La relazione, riflette ancora la costituzionalista, indica un metodo e un contenuto. Da questa prospettiva le relazioni possono davvero costituire il fulcro per lo sviluppo di una società sana. Abbiamo avuto al centro l’io, il soggetto, perché, dunque, non porre ora al centro la relazione (non si tratta di mettere in cantina l’io ma avere l’io in relazione). Il tema delle identità nei gruppi è stato al centro del dibattito giuridico ma nessuno ha studiato in termini giuridici le relazioni. Questo è curioso, ha osservato la Cartabia, se si pensa che esse costituiscono la matrice della nostra Costituzione, i cui primi quattro titoli sono: rapporti civili; rapporti etico-sociali; rapporti economici e i rapporti politici.

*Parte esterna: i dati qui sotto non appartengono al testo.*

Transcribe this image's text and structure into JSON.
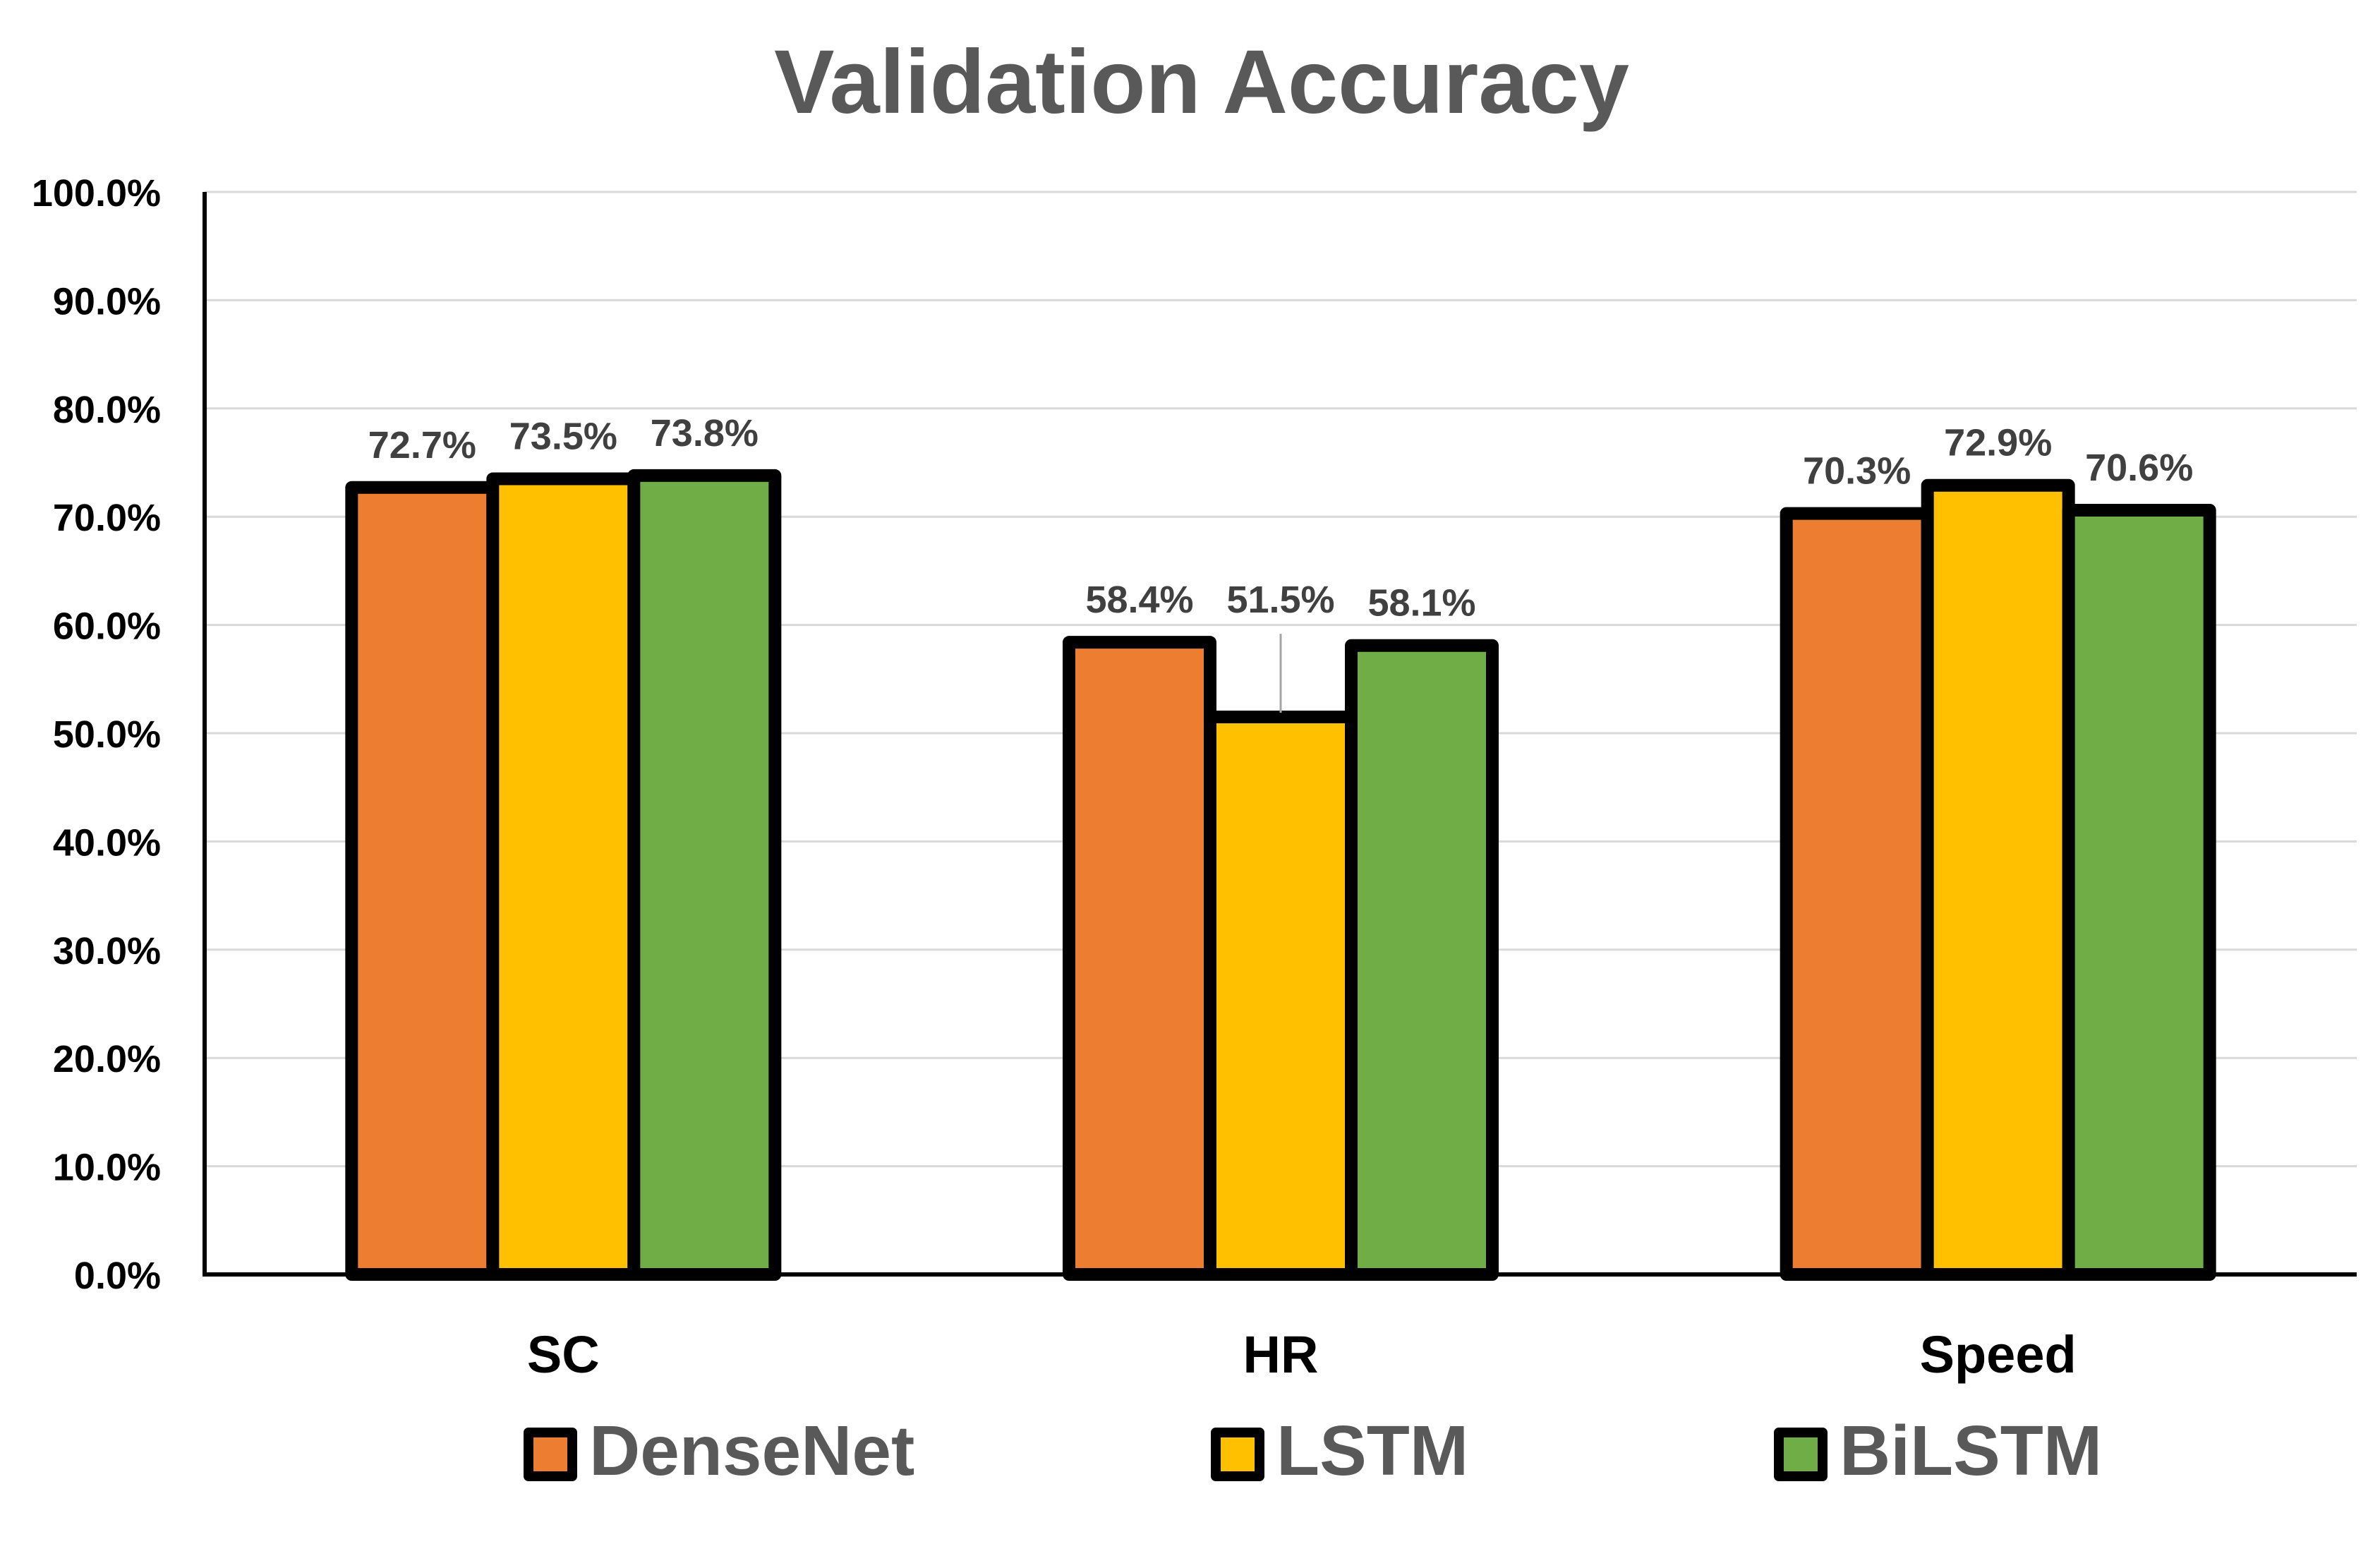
{
  "chart_data": {
    "type": "bar",
    "title": "Validation Accuracy",
    "xlabel": "",
    "ylabel": "",
    "categories": [
      "SC",
      "HR",
      "Speed"
    ],
    "series": [
      {
        "name": "DenseNet",
        "values": [
          72.7,
          58.4,
          70.3
        ],
        "labels": [
          "72.7%",
          "58.4%",
          "70.3%"
        ],
        "color": "#ED7D31"
      },
      {
        "name": "LSTM",
        "values": [
          73.5,
          51.5,
          72.9
        ],
        "labels": [
          "73.5%",
          "51.5%",
          "72.9%"
        ],
        "color": "#FFC000"
      },
      {
        "name": "BiLSTM",
        "values": [
          73.8,
          58.1,
          70.6
        ],
        "labels": [
          "73.8%",
          "58.1%",
          "70.6%"
        ],
        "color": "#70AD47"
      }
    ],
    "ylim": [
      0,
      100
    ],
    "yticks": [
      0,
      10,
      20,
      30,
      40,
      50,
      60,
      70,
      80,
      90,
      100
    ],
    "ytick_labels": [
      "0.0%",
      "10.0%",
      "20.0%",
      "30.0%",
      "40.0%",
      "50.0%",
      "60.0%",
      "70.0%",
      "80.0%",
      "90.0%",
      "100.0%"
    ],
    "grid": true,
    "legend_position": "bottom",
    "colors": {
      "title": "#595959",
      "axis_text": "#000000",
      "data_label": "#404040",
      "legend_text": "#595959",
      "gridline": "#D9D9D9",
      "bar_outline": "#000000"
    }
  }
}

Ed invero, a ben guardare, il paradigma della nostra Costituzione è relazionale!

La relazione è quindi un contenuto, apparentemente inafferrabile, cionondimeno i suoi effetti positivi o negativi si possono concretamente osservare. Le relazioni si ammalano: siamo in un’epoca di iper-conflittualità, che covava in una cultura che non ha saputo guardare e curare le relazioni.

Ma la relazione ha anche una seconda valenza, ha sottolineato Cartabia a partire dal testo di Donati: è un metodo. Questo è un aspetto prezioso. La cultura relazionale è simile ad una ricerca condivisa: permette di approcciare ai problemi a partire dai rapporti coinvolti, attraverso i quali è possibile condurre una ricerca delle cause delle ferite per tornare poi ad un equilibrio di sintesi. Citando una sua diretta esperienza come esponente della giustizia riparativa, Marta Cartabia ha ricordato Il libro dell’incontro (Il Saggiatore) che narra del confronto tra vittime e responsabili della lotta armata delle brigate rosse, dipanatosi in otto anni di incontri. L’aver stabilito questa relazione riparatoria, ha spiegato Cartabia, ha aperto un capitolo nuovo della giustizia penale, perché di fronte a certe ferite non basta neppure la sentenza più giusta.

La vita quotidiana, ha osservato in conclusione Donati, è stata svalutata da Aristotele in poi: il signore può permettersi di uscire dalla ordinarietà, che ha avuto un posto negativo in tutta la storia. Anche dal punto di vista interreligioso la fede è ciò che emerge dalla intersoggettività con Dio. È un mondo comune che collega pubblico e privato, perché la vita quotidiana è ciò che ci mette in relazione con tutto: con la casa, con il lavoro. È il mondo della intersoggettività, che la fenomenologia ha studiato a lungo, ma alla quale non ha riconosciuto una sostanza ontologica. La condotta di vita, secondo Max Weber, cambia il mondo: essa è ciò che caratterizza l’esistenza quotidiana. Non si deve dimenticare che quest’ultima per un cristiano è oggetto di santificazione. Non significa compiere gesti eclatanti: la santificazione è rendere giusto ogni atto della vita quotidiana. Normalmente la vita quotidiana è lì dove troviamo il collegamento con Dio nelle cose ordinarie, il collegamento con Dio dà ad ogni evento quotidiano il suo senso profondo. La cultura dominante ci conduce invece a pensare che quella quotidiana sia una vita di ripetitività e di noia. Insegnare anche alle nuove generazioni che la vita quotidiana è opportunità di gioia nelle piccole cose di ogni giorno: questo è profondamente cristiano.